STC は ASTM E413 で定義される北米の単一数値遮音評価量で、125–4000 Hz にあてはめられ、どの帯域も基準曲線を 8 dB 超えて下回ってはならないという規則が加わります。Rw は ISO 717-1 における対応量で、100–3150 Hz にあてはめられ、単一帯域の制限はありません。一般的な構成では両者は通常 1–2 dB 以内に収まりますが、同じ量ではなく、どちらも他方の換算値ではありません。

Rw を STC に換算できますか。

確実な換算はできません。2つの評価量は周波数範囲もあてはめ規則も異なるため、両者の差はその構成の透過損失曲線の形状に左右されます。鋭い共振ディップを持つ構成ほど乖離が大きくなります。バイヤーが両方を必要とする場合の正解は、実測の1/3オクターブデータから両方を算出することであり、一律のオフセットを当てることではありません。

Rw+Ctr とは何で、なぜ値が低くなるのですか。

Ctr は、道路交通のように低周波が支配的な騒音に対する ISO 717-1 のスペクトル適応項です。ほとんどの建築部材は音声より低音を遮りにくいため、この値は負になり、通常は −3 〜 −9 dB です。
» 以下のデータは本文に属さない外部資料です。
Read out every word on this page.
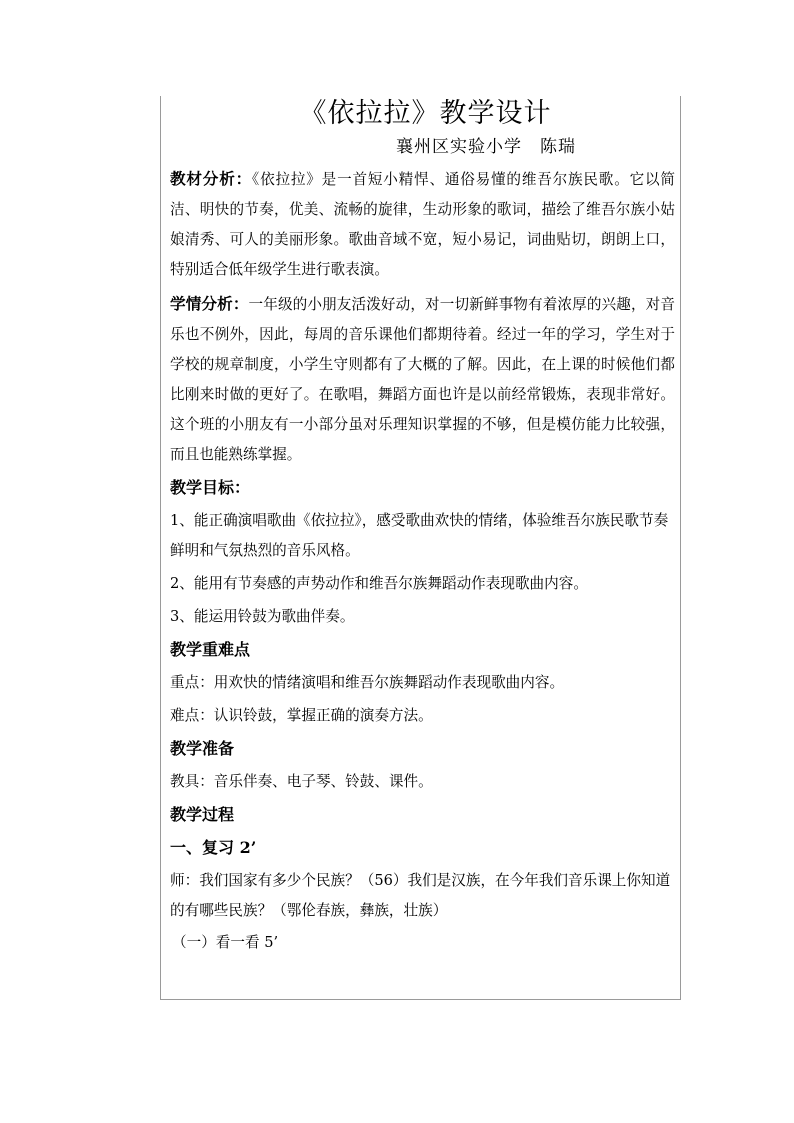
《依拉拉》教学设计
襄州区实验小学　陈瑞

教材分析：《依拉拉》是一首短小精悍、通俗易懂的维吾尔族民歌。它以简洁、明快的节奏，优美、流畅的旋律，生动形象的歌词，描绘了维吾尔族小姑娘清秀、可人的美丽形象。歌曲音域不宽，短小易记，词曲贴切，朗朗上口，特别适合低年级学生进行歌表演。

学情分析：一年级的小朋友活泼好动，对一切新鲜事物有着浓厚的兴趣，对音乐也不例外，因此，每周的音乐课他们都期待着。经过一年的学习，学生对于学校的规章制度，小学生守则都有了大概的了解。因此，在上课的时候他们都比刚来时做的更好了。在歌唱，舞蹈方面也许是以前经常锻炼，表现非常好。这个班的小朋友有一小部分虽对乐理知识掌握的不够，但是模仿能力比较强，而且也能熟练掌握。

教学目标：
1、能正确演唱歌曲《依拉拉》，感受歌曲欢快的情绪，体验维吾尔族民歌节奏鲜明和气氛热烈的音乐风格。
2、能用有节奏感的声势动作和维吾尔族舞蹈动作表现歌曲内容。
3、能运用铃鼓为歌曲伴奏。
教学重难点
重点：用欢快的情绪演唱和维吾尔族舞蹈动作表现歌曲内容。
难点：认识铃鼓，掌握正确的演奏方法。
教学准备
教具：音乐伴奏、电子琴、铃鼓、课件。
教学过程
一、复习 2’
师：我们国家有多少个民族？（56）我们是汉族，在今年我们音乐课上你知道的有哪些民族？（鄂伦春族，彝族，壮族）
（一）看一看 5’
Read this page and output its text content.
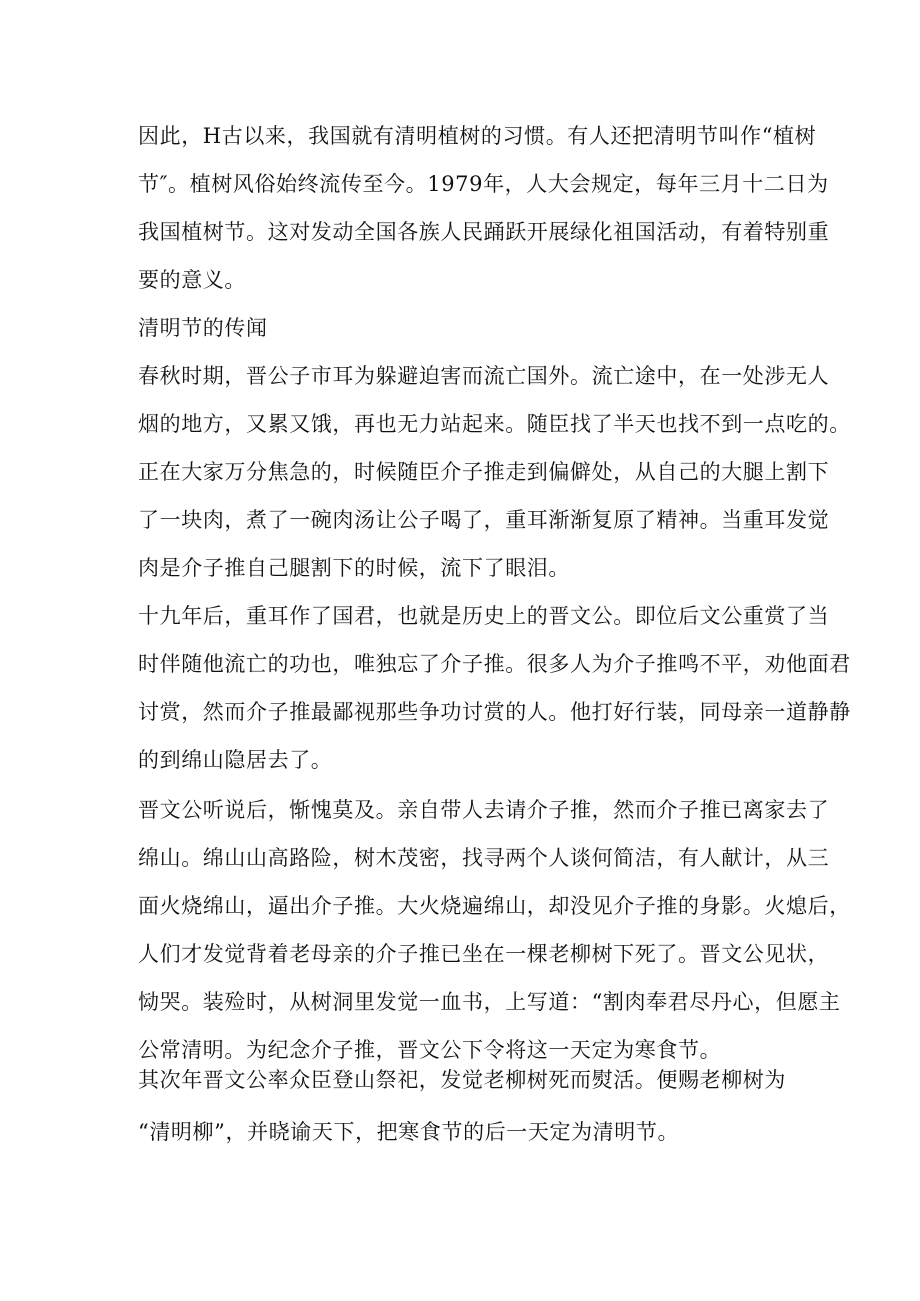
因此，H古以来，我国就有清明植树的习惯。有人还把清明节叫作“植树
节″。植树风俗始终流传至今。1979年，人大会规定，每年三月十二日为
我国植树节。这对发动全国各族人民踊跃开展绿化祖国活动，有着特别重
要的意义。
清明节的传闻
春秋时期，晋公子市耳为躲避迫害而流亡国外。流亡途中，在一处涉无人
烟的地方，又累又饿，再也无力站起来。随臣找了半天也找不到一点吃的。
正在大家万分焦急的，时候随臣介子推走到偏僻处，从自己的大腿上割下
了一块肉，煮了一碗肉汤让公子喝了，重耳渐渐复原了精神。当重耳发觉
肉是介子推自己腿割下的时候，流下了眼泪。
十九年后，重耳作了国君，也就是历史上的晋文公。即位后文公重赏了当
时伴随他流亡的功也，唯独忘了介子推。很多人为介子推鸣不平，劝他面君
讨赏，然而介子推最鄙视那些争功讨赏的人。他打好行装，同母亲一道静静
的到绵山隐居去了。
晋文公听说后，惭愧莫及。亲自带人去请介子推，然而介子推已离家去了
绵山。绵山山高路险，树木茂密，找寻两个人谈何简洁，有人献计，从三
面火烧绵山，逼出介子推。大火烧遍绵山，却没见介子推的身影。火熄后，
人们才发觉背着老母亲的介子推已坐在一棵老柳树下死了。晋文公见状，
恸哭。装殓时，从树洞里发觉一血书，上写道：“割肉奉君尽丹心，但愿主
公常清明。为纪念介子推，晋文公下令将这一天定为寒食节。
其次年晋文公率众臣登山祭祀，发觉老柳树死而熨活。便赐老柳树为
“清明柳”，并晓谕天下，把寒食节的后一天定为清明节。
したがって街路に面した窓では Rw+Ctr が現実的な数値であり、中国の GB/T 8485 が外部ドア・窓の等級付けに用いる指標もこれです。

輸出向けの窓には、どの遮音性能を公表すべきですか。

2つの補正項を伴う Rw——Rw (C; Ctr) の形——を公表し、北米向けに販売するなら STC も併記し、その数値がガラス単体か組立品全体かを明記します。欧州と中国のバイヤーは、見出しの数値が何であれ外部製品を Rw+Ctr で等級付けします。裸の Rw だけを公表することは、先方での格下げを確定させる行為です。

遮音等級は製品画像上でどう表示すべきですか。

それが属する部材のすぐ隣、図面またはカタログ画像の上に、指標名と値をセットで表示します。浮いた「45 dB」ではなく「Rw 45 (C −1; Ctr −6)、組立品全体」と書きます。遮音の数値は寸法とまったく同じ誤読のされ方をします——キャプションに置かれ、形状の上に置かれないと誤読されます。ですから注記は画像内の実際の枠とガラスに固定し、バイヤーのカタログやマーケットプレイスが求めるサイズで書き出す必要があります。これは写真のレタッチではなく計測と注記の作業であり、AI 画像生成ともまったく別の仕事です。AI は試験もしていない窓に自信満々の「45 dB」を平然と書き込みますが、バイヤーは荷物が等級付けされるまで、その数値と本物の数値を区別できません。